= Alfonso de Salas =

Spanish newspaper editor and journalist (1943–2019)

Alfonso de Salas (3 September 1943 – 24 September 2019) was a Spanish editor, founder of Cambio 16, and co-founder of the newspapers El Mundo and El Economista.

==Biography==
After graduating in law and completing a master's degree in economics at the University of Paris, he began his professional activity in 1975, in the field of electric companies. Specifically as financial director of the Standard Electric company and four years later, as director of planning and organization of Endesa.

In 1982, his became a publisher. First from the publishing company of the magazine Cambio 16, from where he participated in the founding of Group 16. Under his presidency, the group He consolidated as a benchmark in the world of Spanish journalism, with more than fifteen headers and eight radio stations.
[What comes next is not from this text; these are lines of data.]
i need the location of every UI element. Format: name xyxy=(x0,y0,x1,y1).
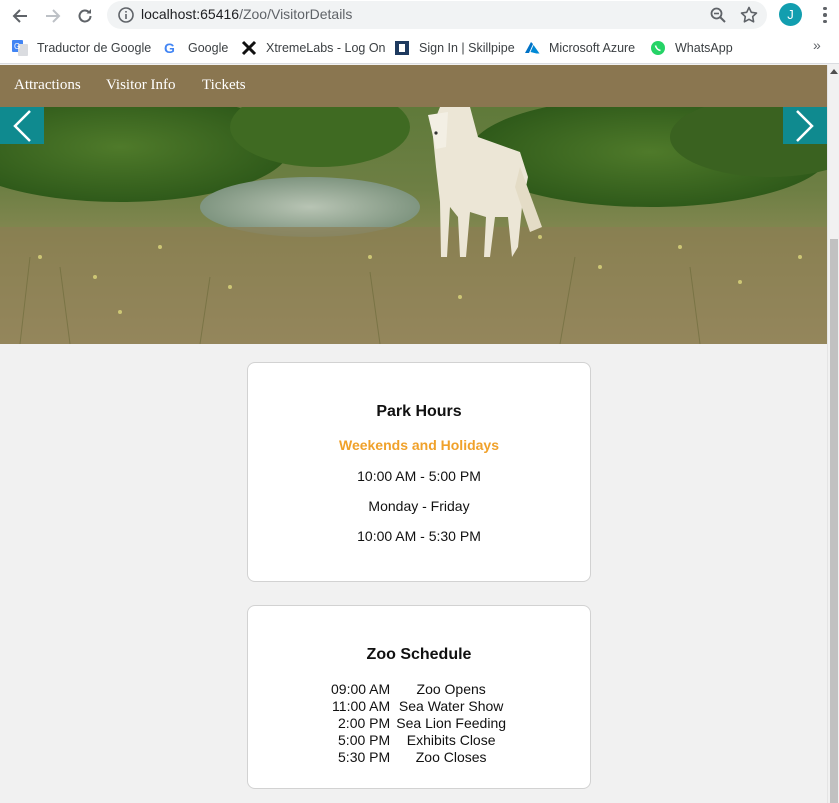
schedule-event: Zoo Closes xyxy=(415,749,487,765)
schedule-table: 09:00 AM Zoo Opens 11:00 AM Sea Water Show… xyxy=(328,681,509,766)
table-row: 11:00 AM Sea Water Show xyxy=(328,698,509,715)
schedule-event: Zoo Opens xyxy=(416,681,486,697)
table-row: 2:00 PM Sea Lion Feeding xyxy=(328,715,509,732)
zoo-schedule-card: Zoo Schedule 09:00 AM Zoo Opens 11:00 AM S… xyxy=(247,605,591,789)
schedule-event: Sea Lion Feeding xyxy=(396,715,507,731)
bookmark-xtremelabs[interactable]: XtremeLabs - Log On xyxy=(241,38,386,58)
xtremelabs-icon xyxy=(241,40,257,56)
bookmark-label: Microsoft Azure xyxy=(549,41,636,55)
back-button[interactable] xyxy=(8,4,32,28)
info-icon[interactable] xyxy=(117,6,135,24)
bookmarks-bar: G Traductor de Google G Google XtremeLab… xyxy=(0,32,839,64)
reload-button[interactable] xyxy=(73,4,97,28)
back-arrow-icon xyxy=(12,9,27,23)
schedule-event: Exhibits Close xyxy=(406,732,496,748)
hero-image-horse-meadow xyxy=(0,107,827,344)
scroll-thumb[interactable] xyxy=(830,239,838,803)
browser-toolbar: localhost:65416/Zoo/VisitorDetails J xyxy=(0,0,839,32)
bookmark-label: Google xyxy=(188,41,229,55)
chevron-left-icon xyxy=(13,109,31,142)
address-bar[interactable]: localhost:65416/Zoo/VisitorDetails xyxy=(107,1,767,29)
park-hours-title: Park Hours xyxy=(376,403,462,420)
azure-icon xyxy=(524,40,540,56)
chevron-right-icon xyxy=(796,109,814,142)
carousel-prev-button[interactable] xyxy=(0,107,44,144)
whatsapp-icon xyxy=(650,40,666,56)
bookmark-label: XtremeLabs - Log On xyxy=(266,41,386,55)
bookmarks-overflow-icon[interactable]: » xyxy=(813,37,821,53)
schedule-time: 11:00 AM xyxy=(332,698,391,714)
browser-menu-icon[interactable] xyxy=(817,5,833,25)
bookmark-label: WhatsApp xyxy=(675,41,733,55)
nav-visitor-info[interactable]: Visitor Info xyxy=(106,77,176,94)
weekday-label: Monday - Friday xyxy=(368,498,470,514)
schedule-time: 2:00 PM xyxy=(338,715,391,731)
bookmark-traductor[interactable]: G Traductor de Google xyxy=(12,38,151,58)
url-host: localhost:65416 xyxy=(141,6,240,22)
zoo-schedule-title: Zoo Schedule xyxy=(366,646,472,663)
bookmark-google[interactable]: G Google xyxy=(163,38,228,58)
svg-text:G: G xyxy=(164,40,175,56)
url-path: /Zoo/VisitorDetails xyxy=(239,6,353,22)
schedule-time: 5:00 PM xyxy=(338,732,391,748)
bookmark-azure[interactable]: Microsoft Azure xyxy=(524,38,635,58)
table-row: 5:00 PM Exhibits Close xyxy=(328,732,509,749)
carousel-next-button[interactable] xyxy=(783,107,827,144)
schedule-event: Sea Water Show xyxy=(398,698,504,714)
hero-carousel xyxy=(0,107,827,344)
scroll-up-icon[interactable] xyxy=(830,69,838,74)
bookmark-whatsapp[interactable]: WhatsApp xyxy=(650,38,733,58)
site-nav: Attractions Visitor Info Tickets xyxy=(0,65,827,107)
google-translate-icon: G xyxy=(12,40,28,56)
schedule-time: 09:00 AM xyxy=(331,681,391,697)
park-hours-card: Park Hours Weekends and Holidays 10:00 A… xyxy=(247,362,591,582)
nav-attractions[interactable]: Attractions xyxy=(14,77,81,94)
table-row: 5:30 PM Zoo Closes xyxy=(328,749,509,766)
weekday-hours: 10:00 AM - 5:30 PM xyxy=(357,528,481,544)
weekend-label: Weekends and Holidays xyxy=(338,437,499,453)
zoom-icon[interactable] xyxy=(709,6,727,24)
forward-arrow-icon xyxy=(46,9,61,23)
bookmark-label: Traductor de Google xyxy=(37,41,152,55)
bookmark-label: Sign In | Skillpipe xyxy=(419,41,515,55)
table-row: 09:00 AM Zoo Opens xyxy=(328,681,509,698)
google-icon: G xyxy=(163,40,179,56)
page-scrollbar[interactable] xyxy=(827,65,839,803)
schedule-time: 5:30 PM xyxy=(338,749,391,765)
profile-avatar[interactable]: J xyxy=(779,3,802,26)
forward-button[interactable] xyxy=(41,4,65,28)
skillpipe-icon xyxy=(394,40,410,56)
reload-icon xyxy=(78,9,92,23)
svg-text:G: G xyxy=(14,42,20,51)
bookmark-star-icon[interactable] xyxy=(739,5,759,25)
nav-tickets[interactable]: Tickets xyxy=(202,77,246,94)
bookmark-skillpipe[interactable]: Sign In | Skillpipe xyxy=(394,38,515,58)
weekend-hours: 10:00 AM - 5:00 PM xyxy=(357,468,481,484)
url-text: localhost:65416/Zoo/VisitorDetails xyxy=(141,6,352,22)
In addition to refloating Diario 16, making it one of the most read newspapers in Spain.

In 1989, together with Pedro J. Ramírez, Balbino Fraga and Juan González, he founded the newspaper El Mundo del Siglo XXI, and chaired the Unidad Editorial, the publishing company of this newspaper. Director of the newspaper El Mundo (1989–2005), in a few years he placed him as the second most read diario in Spain. In 2005 he was relieved by Jorge de Esteban. On 28 February 2006 he launched the economic newspaper El Economista.

He died on 24 September 2019, aged 76.